At the meeting, Stewart told his players that greatness means consistency. Becoming the ACC’s top defense, the Terps’ stated goal at the start of the season, means never having off games, and it starts this week against North Carolina State and senior Mike Glennon, whom Coach Randy Edsall called the top NFL quarterback prospect Maryland will face this season. That includes West Virginia’s Geno Smith.
“We think we can be” consistent, Maryland defensive lineman A.J. Francis said. “We let [Virginia] run the ball pretty much at will for most of the game, and that’s not something we can’t do if we want to be a successful defense. Our goal was to stop the run then get them pass-happy. We thought we could get after the quarterback, which we did. They were still able to run the ball on us.”
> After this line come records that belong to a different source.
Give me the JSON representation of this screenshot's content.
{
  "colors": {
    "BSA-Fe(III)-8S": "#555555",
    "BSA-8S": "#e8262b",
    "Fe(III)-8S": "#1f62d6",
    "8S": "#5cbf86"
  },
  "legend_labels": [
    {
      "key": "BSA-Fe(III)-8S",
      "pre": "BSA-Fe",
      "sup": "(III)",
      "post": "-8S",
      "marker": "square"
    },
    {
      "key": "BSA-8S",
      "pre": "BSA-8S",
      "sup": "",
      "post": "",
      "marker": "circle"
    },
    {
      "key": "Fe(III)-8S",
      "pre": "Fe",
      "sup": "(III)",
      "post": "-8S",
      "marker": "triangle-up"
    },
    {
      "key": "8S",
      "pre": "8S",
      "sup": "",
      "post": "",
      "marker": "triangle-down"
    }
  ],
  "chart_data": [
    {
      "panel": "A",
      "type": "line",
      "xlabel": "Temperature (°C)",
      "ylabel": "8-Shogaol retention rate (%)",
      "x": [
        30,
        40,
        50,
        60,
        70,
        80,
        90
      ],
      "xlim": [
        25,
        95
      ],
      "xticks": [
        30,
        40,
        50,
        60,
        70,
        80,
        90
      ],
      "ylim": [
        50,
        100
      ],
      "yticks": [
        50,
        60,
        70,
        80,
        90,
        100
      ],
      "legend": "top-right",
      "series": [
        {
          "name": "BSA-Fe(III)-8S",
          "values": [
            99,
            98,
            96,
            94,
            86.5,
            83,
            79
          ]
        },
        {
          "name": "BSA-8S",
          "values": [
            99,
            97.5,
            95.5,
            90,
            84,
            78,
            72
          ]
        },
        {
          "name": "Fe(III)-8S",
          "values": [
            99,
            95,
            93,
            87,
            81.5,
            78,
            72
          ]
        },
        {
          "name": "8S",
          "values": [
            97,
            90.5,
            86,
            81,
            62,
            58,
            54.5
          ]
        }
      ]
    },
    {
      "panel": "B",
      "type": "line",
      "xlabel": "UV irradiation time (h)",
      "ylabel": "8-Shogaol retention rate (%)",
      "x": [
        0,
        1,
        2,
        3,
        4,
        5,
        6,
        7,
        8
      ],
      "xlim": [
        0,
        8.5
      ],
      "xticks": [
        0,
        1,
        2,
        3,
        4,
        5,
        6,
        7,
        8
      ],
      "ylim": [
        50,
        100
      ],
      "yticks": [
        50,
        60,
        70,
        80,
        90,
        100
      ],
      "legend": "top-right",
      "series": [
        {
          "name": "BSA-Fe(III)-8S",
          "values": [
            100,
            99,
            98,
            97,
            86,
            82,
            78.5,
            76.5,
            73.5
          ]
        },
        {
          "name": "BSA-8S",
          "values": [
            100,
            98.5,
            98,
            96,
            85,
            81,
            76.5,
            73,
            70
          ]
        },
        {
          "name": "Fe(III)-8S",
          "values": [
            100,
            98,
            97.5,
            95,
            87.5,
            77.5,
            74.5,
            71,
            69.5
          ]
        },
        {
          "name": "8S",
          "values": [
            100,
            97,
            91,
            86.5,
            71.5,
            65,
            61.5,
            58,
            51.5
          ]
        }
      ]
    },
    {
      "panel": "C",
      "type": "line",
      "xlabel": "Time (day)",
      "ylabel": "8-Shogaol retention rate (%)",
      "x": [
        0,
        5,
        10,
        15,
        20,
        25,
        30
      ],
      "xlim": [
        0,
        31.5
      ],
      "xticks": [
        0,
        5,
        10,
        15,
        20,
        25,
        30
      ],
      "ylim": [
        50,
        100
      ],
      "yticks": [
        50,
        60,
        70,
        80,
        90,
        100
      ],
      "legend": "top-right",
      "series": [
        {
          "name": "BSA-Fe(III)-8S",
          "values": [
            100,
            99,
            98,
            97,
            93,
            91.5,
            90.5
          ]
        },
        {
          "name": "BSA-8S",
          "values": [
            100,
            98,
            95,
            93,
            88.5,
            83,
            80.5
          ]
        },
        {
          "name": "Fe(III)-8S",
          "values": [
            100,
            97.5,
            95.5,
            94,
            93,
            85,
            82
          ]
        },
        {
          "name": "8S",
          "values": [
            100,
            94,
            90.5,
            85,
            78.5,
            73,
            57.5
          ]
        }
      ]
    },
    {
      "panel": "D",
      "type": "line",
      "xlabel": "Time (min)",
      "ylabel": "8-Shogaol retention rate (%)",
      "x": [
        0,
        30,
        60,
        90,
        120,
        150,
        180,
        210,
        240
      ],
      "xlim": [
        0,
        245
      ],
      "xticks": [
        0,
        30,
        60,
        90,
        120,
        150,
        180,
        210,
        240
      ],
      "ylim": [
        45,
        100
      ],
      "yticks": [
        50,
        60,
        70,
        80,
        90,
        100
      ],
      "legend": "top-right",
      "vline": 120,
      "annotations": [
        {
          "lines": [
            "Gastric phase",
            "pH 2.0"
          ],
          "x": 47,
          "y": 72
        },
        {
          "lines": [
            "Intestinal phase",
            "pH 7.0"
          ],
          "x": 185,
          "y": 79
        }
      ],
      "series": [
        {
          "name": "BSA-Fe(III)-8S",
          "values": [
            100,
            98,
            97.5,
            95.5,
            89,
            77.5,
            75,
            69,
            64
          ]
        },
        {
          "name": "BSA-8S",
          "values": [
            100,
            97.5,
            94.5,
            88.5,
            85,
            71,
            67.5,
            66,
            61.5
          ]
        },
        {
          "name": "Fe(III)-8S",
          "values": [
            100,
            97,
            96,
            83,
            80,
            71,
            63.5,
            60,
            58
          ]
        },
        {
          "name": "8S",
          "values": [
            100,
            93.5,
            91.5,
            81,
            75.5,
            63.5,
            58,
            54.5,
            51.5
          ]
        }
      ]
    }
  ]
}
Allowing 168 rushing yards is hardly cause for panic, but this is a unit that’s set high expectations, even before its dramatic turnaround manifested itself on the field. But The Terps still received was some see as a win-win scenario against the Cavaliers: Maryland moved to 4-2, two wins short of bowl eligibility, and the defense received what some believe was a wake-up call.
“It puts things back in perspective,” Francis said. “You’re not as good as you think you are. I think we understand, we still have to come to play every single week. These guys we play against are just going to keep getting better and better as conference play goes along. That’s what it comes down to, we have to stop the run if we want to win.”